在本發明一或多個實施方式中,上述之截斷結 構為平坦層的缺口。 In one or more embodiments of the present invention, the truncated junction described above A gap formed as a flat layer.
在本發明一或多個實施方式中,上述之截斷結構為平坦層的凸出結構。 In one or more embodiments of the present invention, the above-described cut-off structure is a convex structure of a flat layer.
在本發明一或多個實施方式中,上述之凸出結構連接該溝槽兩側的平坦層,而使得溝槽不連續,並且凸出結構包含至少一孔洞。 In one or more embodiments of the present invention, the protruding structure connects the flat layers on both sides of the groove such that the grooves are discontinuous, and the protruding structure includes at least one hole.
在本發明一或多個實施方式中,上述之溝槽包含複數個主孔洞與至少一補強孔洞。主孔洞彼此分開,使得兩相鄰之主孔洞之間存在截斷結構。補強孔洞與主孔洞分開,但至少部分與截斷結構相對,其中凸出結構至少部分介於主孔洞與補強孔洞之間。 In one or more embodiments of the present invention, the trench includes a plurality of main holes and at least one reinforcing hole. The main holes are separated from each other such that there is a truncated structure between the two adjacent main holes. The reinforcing hole is separated from the main hole, but at least partially opposite to the truncated structure, wherein the protruding structure is at least partially between the main hole and the reinforcing hole.
在本發明一或多個實施方式中,上述之截斷結構具有呈鋸齒狀的側面。 In one or more embodiments of the present invention, the above-described cut-off structure has a serrated side surface.
在本發明一或多個實施方式中,上述之主動元件陣列基板更包含引線。引線電性連接畫素電路,且至少部分位於平坦層與基板本體之間。上述之引線在基板本體上的正投影,與導體圖案在基板本體上的正投影至少部分重疊。 In one or more embodiments of the present invention, the active device array substrate further includes a lead. The lead is electrically connected to the pixel circuit and at least partially between the flat layer and the substrate body. The orthographic projection of the lead on the substrate body at least partially overlaps the orthographic projection of the conductor pattern on the substrate body.

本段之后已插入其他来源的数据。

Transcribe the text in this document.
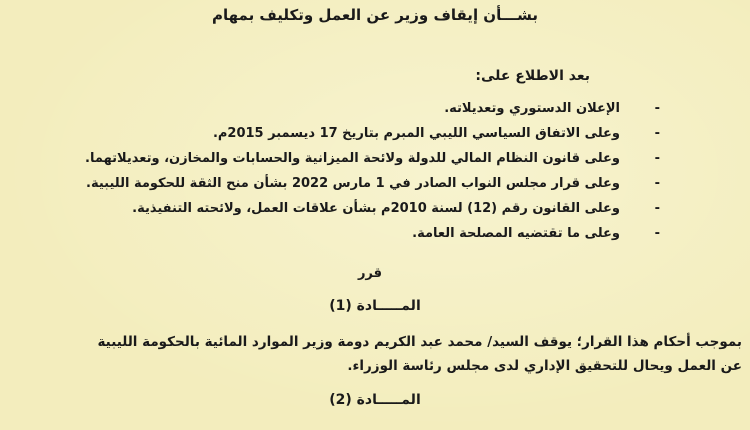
بشـــأن إيقاف وزير عن العمل وتكليف بمهام
بعد الاطلاع على:
- الإعلان الدستوري وتعديلاته.
- وعلى الاتفاق السياسي الليبي المبرم بتاريخ 17 ديسمبر 2015م.
- وعلى قانون النظام المالي للدولة ولائحة الميزانية والحسابات والمخازن، وتعديلاتهما.
- وعلى قرار مجلس النواب الصادر في 1 مارس 2022 بشأن منح الثقة للحكومة الليبية.
- وعلى القانون رقم (12) لسنة 2010م بشأن علاقات العمل، ولائحته التنفيذية.
- وعلى ما تقتضيه المصلحة العامة.
قرر
المـــــادة (1)

بموجب أحكام هذا القرار؛ يوقف السيد/ محمد عبد الكريم دومة وزير الموارد المائية بالحكومة الليبية

عن العمل ويحال للتحقيق الإداري لدى مجلس رئاسة الوزراء.

المـــــادة (2)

在本發明一或多個實施方式中,上述之畫素電路包含掃描線、資料線、薄膜電晶體與畫素電極。掃描線電性連接引線。薄膜電晶體的閘極電性連接掃描線。薄膜電晶體的源極電性連接資料線。畫素電極電性連接薄膜電晶體的汲極。 In one or more embodiments of the present invention, the pixel circuit includes a scan line, a data line, a thin film transistor, and a pixel electrode. The scan lines are electrically connected to the leads. The gate of the thin film transistor is electrically connected to the scan line. The source of the thin film transistor is electrically connected to the data line. The pixel electrode is electrically connected to the drain of the thin film transistor.

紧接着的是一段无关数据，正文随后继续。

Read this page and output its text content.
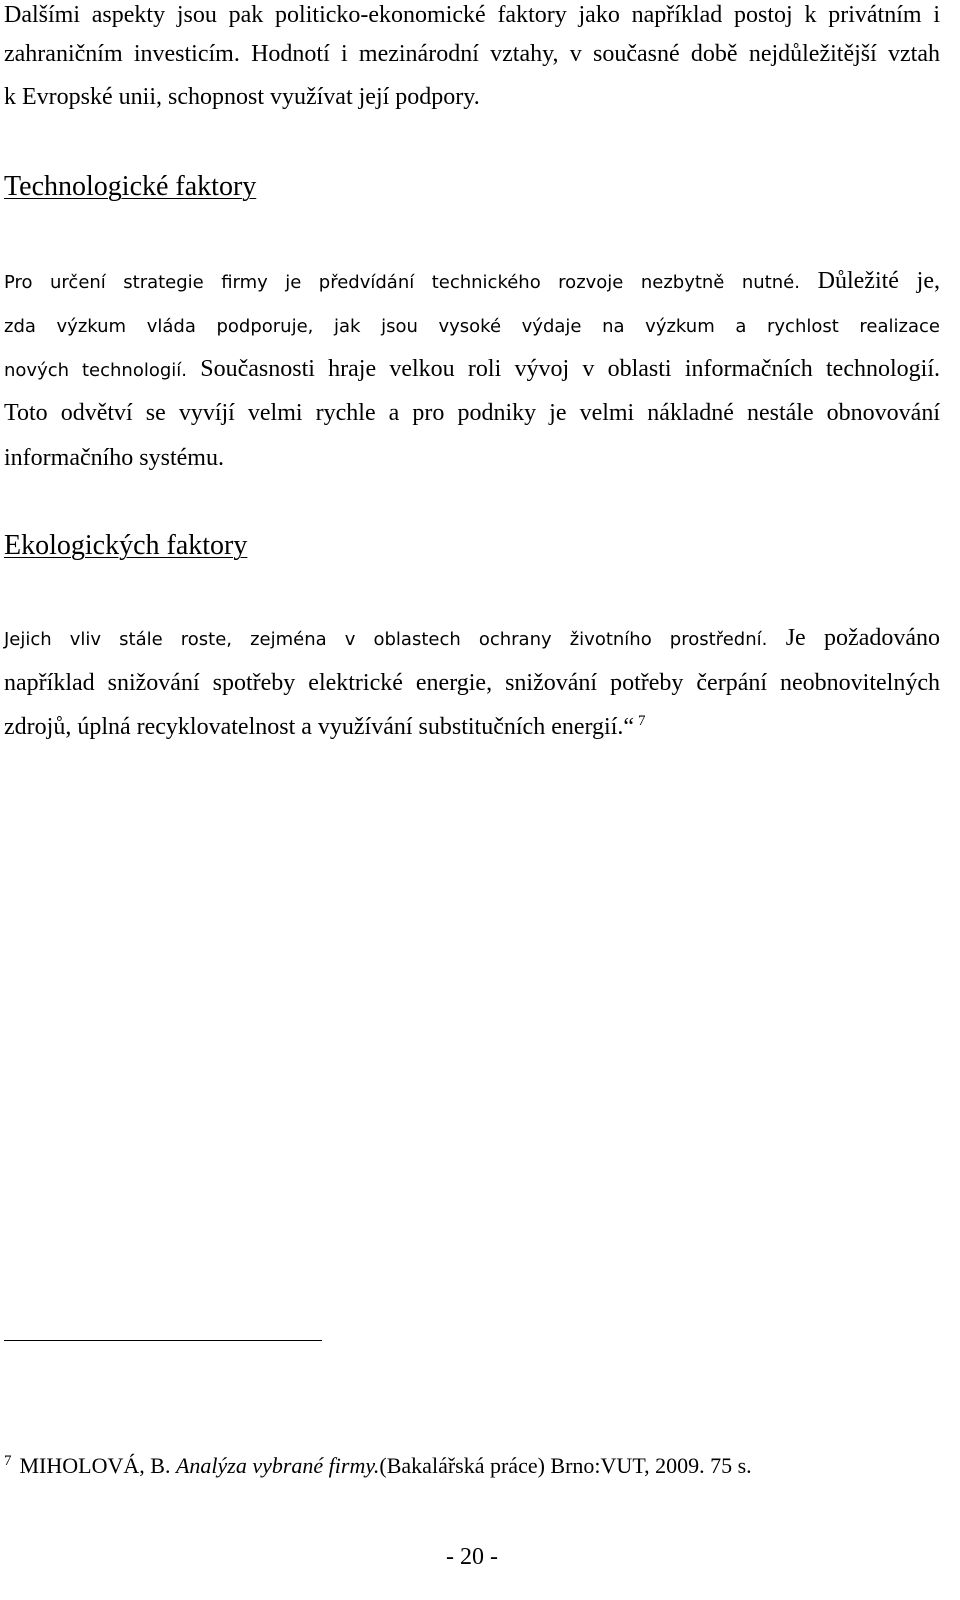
Dalšími aspekty jsou pak politicko-ekonomické faktory jako například postoj k privátním i
zahraničním investicím. Hodnotí i mezinárodní vztahy, v současné době nejdůležitější vztah
k Evropské unii, schopnost využívat její podpory.
Technologické faktory
Pro určení strategie firmy je předvídání technického rozvoje nezbytně nutné. Důležité je,
zda výzkum vláda podporuje, jak jsou vysoké výdaje na výzkum a rychlost realizace
nových technologií. Současnosti hraje velkou roli vývoj v oblasti informačních technologií.
Toto odvětví se vyvíjí velmi rychle a pro podniky je velmi nákladné nestále obnovování
informačního systému.
Ekologických faktory
Jejich vliv stále roste, zejména v oblastech ochrany životního prostřední. Je požadováno
například snižování spotřeby elektrické energie, snižování potřeby čerpání neobnovitelných
zdrojů, úplná recyklovatelnost a využívání substitučních energií.“ $^7$
$^7$ MIHOLOVÁ, B. Analýza vybrané firmy.(Bakalářská práce) Brno:VUT, 2009. 75 s.
- 20 -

在本發明一或多個實施方式中,上述之畫素電路包含掃描線、資料線、薄膜電晶體與畫素電極。資料線電 性連接引線。薄膜電晶體的閘極電性連接掃描線。薄膜電晶體的源極電性連接資料線。畫素電極電性連接薄膜電晶體的汲極。 In one or more embodiments of the present invention, the pixel circuit includes a scan line, a data line, a thin film transistor, and a pixel electrode. Data line Sex connection leads. The gate of the thin film transistor is electrically connected to the scan line. The source of the thin film transistor is electrically connected to the data line. The pixel electrode is electrically connected to the drain of the thin film transistor.
在本發明一或多個實施方式中,上述之溝槽位於平坦層中,使得平坦層具有毗鄰溝槽的相對兩側。截斷結構的數量為複數個,截斷結構分別位於平坦層毗鄰溝槽的相對兩側。 In one or more embodiments of the invention, the trenches are located in the planar layer such that the planar layers have opposite sides of the adjacent trenches. The number of the truncated structures is plural, and the truncated structures are respectively located on opposite sides of the flat layer adjacent to the grooves.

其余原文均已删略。